Wait, no -- of course they didn't.
Both articles did note the "contradiction" between Giuliani receiving the endorsement in 2007 of someone who favored the flat tax in 1996. They didn't explain what was contradictory about this, exactly, but we know that when the press gets even the slightest whiff of a flip-flop it turns into a ravenous dog. But it was, of course, beyond the reporters' abilities while drawing attention to this alleged flip-flop to explain why a mayor of New York might have taken that view and why the decisive consideration for Giuliani at that time might not apply in the future. And, of course, we get nothing about the core principle of Giuliani's economic vision. Nothing about the fact that he claims to think the best way to increase federal revenue is to reduce federal tax rates; a policy precept that, on the one hand, is totally wrong and, on the other hand, has wide-ranging implications for politics and government.
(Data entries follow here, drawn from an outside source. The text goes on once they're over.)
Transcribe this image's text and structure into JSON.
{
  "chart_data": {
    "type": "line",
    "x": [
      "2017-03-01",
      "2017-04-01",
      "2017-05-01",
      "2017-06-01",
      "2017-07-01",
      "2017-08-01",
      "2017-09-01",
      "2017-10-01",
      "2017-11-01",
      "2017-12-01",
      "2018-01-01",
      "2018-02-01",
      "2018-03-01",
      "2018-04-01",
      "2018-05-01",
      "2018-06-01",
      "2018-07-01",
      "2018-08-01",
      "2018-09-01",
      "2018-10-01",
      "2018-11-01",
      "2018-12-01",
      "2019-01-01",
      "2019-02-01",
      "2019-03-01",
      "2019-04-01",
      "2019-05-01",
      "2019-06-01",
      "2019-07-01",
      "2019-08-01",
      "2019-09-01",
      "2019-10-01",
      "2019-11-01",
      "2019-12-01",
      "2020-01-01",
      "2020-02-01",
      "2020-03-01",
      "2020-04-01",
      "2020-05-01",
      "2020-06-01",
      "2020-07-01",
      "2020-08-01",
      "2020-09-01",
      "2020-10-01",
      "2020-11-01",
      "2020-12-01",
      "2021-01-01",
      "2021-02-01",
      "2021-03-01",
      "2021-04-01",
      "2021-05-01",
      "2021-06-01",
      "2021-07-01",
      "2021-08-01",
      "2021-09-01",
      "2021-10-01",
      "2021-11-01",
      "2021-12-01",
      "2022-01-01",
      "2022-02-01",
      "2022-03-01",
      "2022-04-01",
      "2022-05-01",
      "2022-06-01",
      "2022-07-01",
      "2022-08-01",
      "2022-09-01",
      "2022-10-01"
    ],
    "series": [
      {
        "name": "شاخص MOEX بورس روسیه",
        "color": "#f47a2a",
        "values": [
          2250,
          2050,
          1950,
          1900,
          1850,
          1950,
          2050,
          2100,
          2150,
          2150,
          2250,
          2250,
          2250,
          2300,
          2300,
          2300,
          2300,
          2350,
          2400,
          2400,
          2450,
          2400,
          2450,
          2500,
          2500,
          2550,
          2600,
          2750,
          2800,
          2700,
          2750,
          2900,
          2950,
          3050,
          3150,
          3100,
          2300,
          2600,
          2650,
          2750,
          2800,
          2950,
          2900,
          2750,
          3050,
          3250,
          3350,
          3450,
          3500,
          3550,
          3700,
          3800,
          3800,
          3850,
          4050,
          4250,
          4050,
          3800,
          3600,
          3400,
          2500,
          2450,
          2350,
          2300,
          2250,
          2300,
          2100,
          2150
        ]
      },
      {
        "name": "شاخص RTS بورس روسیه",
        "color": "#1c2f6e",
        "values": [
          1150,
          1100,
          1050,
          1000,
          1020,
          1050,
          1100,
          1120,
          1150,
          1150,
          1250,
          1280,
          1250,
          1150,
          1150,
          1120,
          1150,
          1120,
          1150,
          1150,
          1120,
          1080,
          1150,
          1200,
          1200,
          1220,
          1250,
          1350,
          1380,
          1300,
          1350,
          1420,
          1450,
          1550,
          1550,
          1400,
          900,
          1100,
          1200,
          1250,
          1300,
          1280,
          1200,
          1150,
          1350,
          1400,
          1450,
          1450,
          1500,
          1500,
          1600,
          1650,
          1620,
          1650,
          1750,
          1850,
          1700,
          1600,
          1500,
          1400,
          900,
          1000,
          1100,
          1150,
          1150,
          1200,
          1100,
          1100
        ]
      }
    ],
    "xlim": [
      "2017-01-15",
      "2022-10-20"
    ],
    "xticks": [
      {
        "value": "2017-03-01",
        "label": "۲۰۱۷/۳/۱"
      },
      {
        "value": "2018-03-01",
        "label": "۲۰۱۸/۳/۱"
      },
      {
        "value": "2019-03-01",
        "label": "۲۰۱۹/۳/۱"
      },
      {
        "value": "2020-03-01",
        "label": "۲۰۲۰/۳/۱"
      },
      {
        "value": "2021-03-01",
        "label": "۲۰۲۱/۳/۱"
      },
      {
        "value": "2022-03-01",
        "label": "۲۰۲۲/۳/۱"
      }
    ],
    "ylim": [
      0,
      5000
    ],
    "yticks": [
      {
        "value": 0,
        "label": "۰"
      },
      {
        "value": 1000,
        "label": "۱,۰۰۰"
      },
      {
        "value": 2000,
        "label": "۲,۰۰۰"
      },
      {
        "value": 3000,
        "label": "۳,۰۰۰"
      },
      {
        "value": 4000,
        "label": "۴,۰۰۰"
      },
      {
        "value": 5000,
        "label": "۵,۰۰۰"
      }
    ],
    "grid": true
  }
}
Worth writing about? Of course not. This is campaign journalism; informing readers isn't on the agenda. Indeed, newspapers, having apparently reached the conclusion that the decline in the number of people willing to pay money for the privilege of reading them is unrelated to their incredibly low quality, simply choose not to put any relevant information at all into such coverage.
Matthew Yglesias is a Prospect staff writer.